To clear volumes and remove all data, use the following command:
docker-compose down -v
- MinIO: Files placed in the ./minio-data folder on your host will be copied into the datalake bucket inside MinIO during startup.
- Spark: The ./notebook-seed folder on your host is mounted to /workspace/seed-data inside the Spark container. You can place Jupyter notebooks or datasets in this folder to be available in the Spark environment.
- Nessie API: Access the Nessie API at http://localhost:19120.
- MinIO Web UI: Access the MinIO Web UI at http://localhost:9001.

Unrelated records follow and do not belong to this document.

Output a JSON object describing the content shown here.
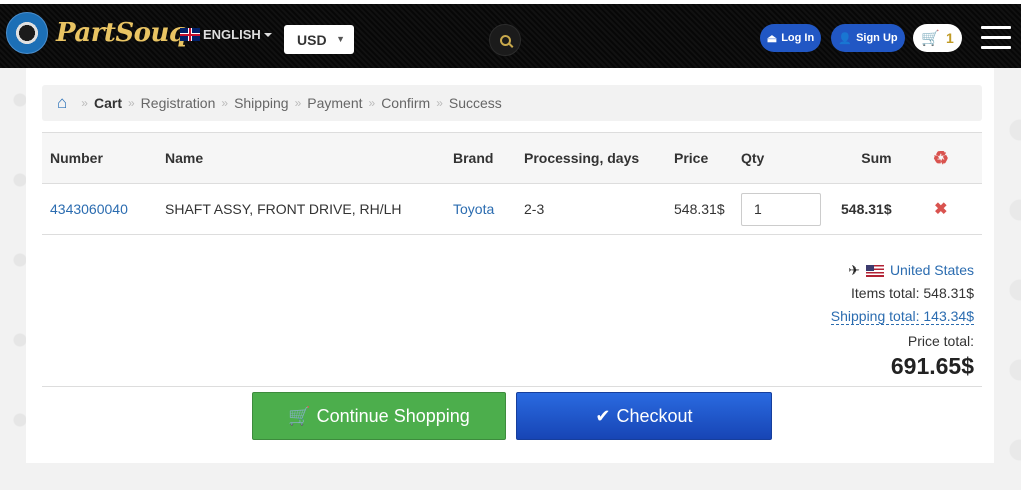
{
  "header": {
    "logo_badge_text": "PARTSOUQ",
    "logo_text": "PartSouq",
    "language": "ENGLISH",
    "currency": "USD",
    "login_label": "Log In",
    "signup_label": "Sign Up",
    "cart_count": "1"
  },
  "breadcrumb": {
    "items": [
      "Cart",
      "Registration",
      "Shipping",
      "Payment",
      "Confirm",
      "Success"
    ]
  },
  "table": {
    "headers": [
      "Number",
      "Name",
      "Brand",
      "Processing, days",
      "Price",
      "Qty",
      "Sum"
    ],
    "rows": [
      {
        "number": "4343060040",
        "name": "SHAFT ASSY, FRONT DRIVE, RH/LH",
        "brand": "Toyota",
        "processing": "2-3",
        "price": "548.31$",
        "qty": "1",
        "sum": "548.31$"
      }
    ]
  },
  "summary": {
    "country": "United States",
    "items_total": "Items total: 548.31$",
    "shipping_total": "Shipping total: 143.34$",
    "price_total_label": "Price total:",
    "price_total_value": "691.65$"
  },
  "actions": {
    "continue_label": "Continue Shopping",
    "checkout_label": "Checkout"
  },
  "colors": {
    "link": "#2b6cb0",
    "continue_bg": "#4cae4c",
    "checkout_bg": "#1e55c7",
    "brand_gold": "#e9c463",
    "delete_red": "#d9534f"
  }
}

- Spark Master Web UI: Access the Spark Master Web UI at http://localhost:8080.
- Spark Worker Web UI: Access the Spark Worker Web UI at http://localhost:8081.
- Spark History Server: Access the Spark History Server at http://localhost:18080.
- **Jupyter Notebook (Spark): Access the Jupyter Notebook interface at http://localhost:8888.
- Dremio Web UI: Access the Dremio Web UI at http://localhost:9047.
Ensure that the appropriate ports (listed above) are open and not blocked by firewalls. The services will run in a shared Docker network called intro-network, allowing them to communicate with each other.
For persistent data storage, ensure the mounted directories (./nessie-data, ./minio-data, ./notebook-seed) exist on your local machine.